Design your system so that operations requiring strong consistency happen within a single service's transaction boundary. Cross-service operations should be designed to tolerate eventual consistency.


Key Takeaways

  • Database per service is mandatory for independence. Cross-service data access breaks isolation.
  • Eventual consistency is the norm for cross-service data. Design for it explicitly.
  • CQRS separates write (commands) and read (queries) models — enables optimized read projections and independent scaling.
  • Saga pattern handles distributed transactions with local transactions and compensating actions.
  • Orchestration sagas are easier to reason about and debug than choreography sagas for complex workflows.
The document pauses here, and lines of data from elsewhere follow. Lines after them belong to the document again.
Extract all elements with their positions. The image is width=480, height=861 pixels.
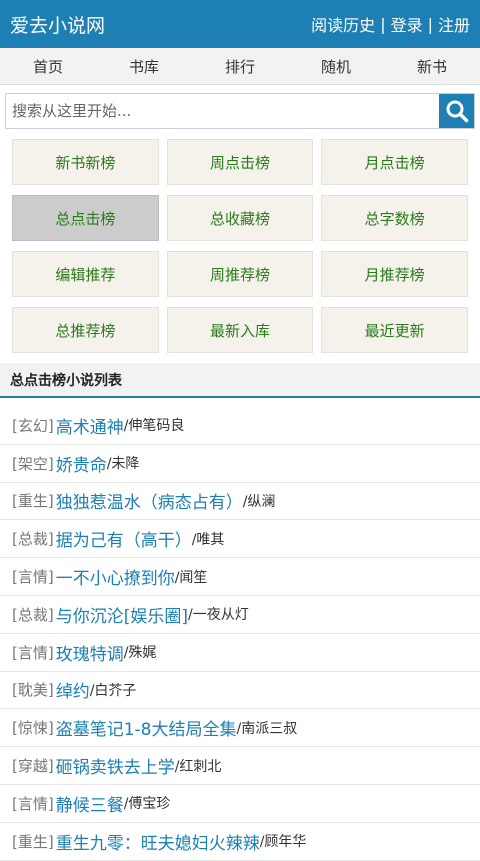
book-author: /白芥子: [89, 682, 137, 699]
list-title: 总点击榜小说列表: [0, 363, 480, 398]
rank-grid: 新书新榜 周点击榜 月点击榜总点击榜 总收藏榜 总字数榜编辑推荐 周推荐榜 月推荐榜总推荐榜…: [12, 139, 468, 353]
rank-button[interactable]: 编辑推荐: [12, 251, 159, 297]
book-author: /红刺北: [174, 758, 222, 775]
book-title-link[interactable]: 独独惹温水（病态占有）: [56, 488, 243, 513]
book-title-link[interactable]: 娇贵命: [56, 451, 107, 476]
rank-button[interactable]: 周推荐榜: [166, 251, 314, 297]
book-author: /殊娓: [123, 645, 157, 662]
rank-button[interactable]: 月点击榜: [321, 139, 468, 185]
book-title-link[interactable]: 绰约: [56, 677, 90, 702]
list-item: [总裁] 据为己有（高干）/唯其: [0, 520, 480, 559]
nav-new-books[interactable]: 新书: [417, 56, 447, 77]
separator: |: [427, 14, 433, 34]
book-author: /未降: [106, 456, 140, 473]
book-title-link[interactable]: 静候三餐: [56, 791, 124, 816]
login-link[interactable]: 登录: [391, 12, 423, 36]
book-list: [玄幻] 高术通神/伸笔码良 [架空] 娇贵命/未降 [重生] 独独惹温水（病态占有）/纵…: [0, 407, 480, 861]
nav-ranking[interactable]: 排行: [225, 56, 255, 77]
list-item: [架空] 娇贵命/未降: [0, 445, 480, 483]
register-link[interactable]: 注册: [438, 12, 470, 36]
site-title[interactable]: 爱去小说网: [10, 11, 105, 38]
rank-button[interactable]: 总收藏榜: [166, 195, 314, 241]
book-category: [言情]: [12, 568, 54, 587]
list-item: [惊悚] 盗墓笔记1-8大结局全集/南派三叔: [0, 709, 480, 748]
list-item: [玄幻] 高术通神/伸笔码良: [0, 407, 480, 445]
book-title-link[interactable]: 砸锅卖铁去上学: [56, 753, 175, 778]
nav-home[interactable]: 首页: [33, 56, 63, 77]
list-item: [言情] 一不小心撩到你/闻笙: [0, 558, 480, 596]
nav-random[interactable]: 随机: [321, 56, 351, 77]
book-title-link[interactable]: 与你沉沦[娱乐圈]: [56, 602, 188, 627]
rank-button[interactable]: 新书新榜: [12, 139, 159, 185]
book-author: /唯其: [191, 531, 225, 548]
book-title-link[interactable]: 重生九零：旺夫媳妇火辣辣: [56, 829, 260, 854]
book-title-link[interactable]: 高术通神: [56, 413, 124, 438]
rank-button[interactable]: 月推荐榜: [321, 251, 468, 297]
list-item: [耽美] 绰约/白芥子: [0, 672, 480, 710]
book-category: [耽美]: [12, 681, 54, 700]
rank-button[interactable]: 总点击榜: [12, 195, 159, 241]
rank-button[interactable]: 周点击榜: [166, 139, 314, 185]
book-category: [重生]: [12, 832, 54, 851]
search-button[interactable]: [439, 94, 474, 128]
rank-button[interactable]: 最新入库: [166, 307, 314, 353]
book-title-link[interactable]: 盗墓笔记1-8大结局全集: [56, 715, 237, 740]
book-author: /纵澜: [242, 493, 276, 510]
reading-history-link[interactable]: 阅读历史: [311, 12, 375, 36]
book-author: /闻笙: [174, 569, 208, 586]
rank-button[interactable]: 最近更新: [321, 307, 468, 353]
main-nav: 首页 书库 排行 随机 新书: [0, 48, 480, 85]
top-bar: 爱去小说网 阅读历史 | 登录 | 注册: [0, 0, 480, 48]
list-item: [言情] 玫瑰特调/殊娓: [0, 634, 480, 672]
book-category: [架空]: [12, 454, 54, 473]
list-item: [言情] 静候三餐/傅宝珍: [0, 785, 480, 823]
book-author: /顾年华: [259, 834, 307, 851]
book-author: /伸笔码良: [123, 418, 185, 435]
book-category: [言情]: [12, 643, 54, 662]
book-author: /傅宝珍: [123, 796, 171, 813]
book-category: [穿越]: [12, 757, 54, 776]
search-input[interactable]: [6, 94, 439, 128]
book-category: [玄幻]: [12, 416, 54, 435]
book-category: [重生]: [12, 492, 54, 511]
nav-library[interactable]: 书库: [129, 56, 159, 77]
book-category: [总裁]: [12, 530, 54, 549]
search-icon: [446, 100, 468, 123]
rank-button[interactable]: 总推荐榜: [12, 307, 159, 353]
book-category: [惊悚]: [12, 719, 54, 738]
list-item: [重生] 重生九零：旺夫媳妇火辣辣/顾年华: [0, 823, 480, 861]
list-item: [穿越] 砸锅卖铁去上学/红刺北: [0, 747, 480, 785]
book-category: [总裁]: [12, 605, 54, 624]
book-title-link[interactable]: 据为己有（高干）: [56, 526, 192, 551]
book-title-link[interactable]: 玫瑰特调: [56, 640, 124, 665]
search-bar: [5, 93, 475, 129]
rank-button[interactable]: 总字数榜: [321, 195, 468, 241]
user-links: 阅读历史 | 登录 | 注册: [311, 12, 470, 36]
list-item: [总裁] 与你沉沦[娱乐圈]/一夜从灯: [0, 596, 480, 634]
book-author: /南派三叔: [236, 720, 298, 737]
list-item: [重生] 独独惹温水（病态占有）/纵澜: [0, 483, 480, 521]
book-author: /一夜从灯: [187, 607, 249, 624]
separator: |: [380, 14, 386, 34]
book-category: [言情]: [12, 794, 54, 813]
book-title-link[interactable]: 一不小心撩到你: [56, 564, 175, 589]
  • Compensating transactions must be idempotent — they may be called more than once.
  • Event sourcing provides a full audit trail and enables read model rebuilds. Use it when audit/compliance is core, not as a default.
  • API Composition or pre-built read projections handle cross-service queries.
  • Know which operations need strong consistency — keep them within one service boundary.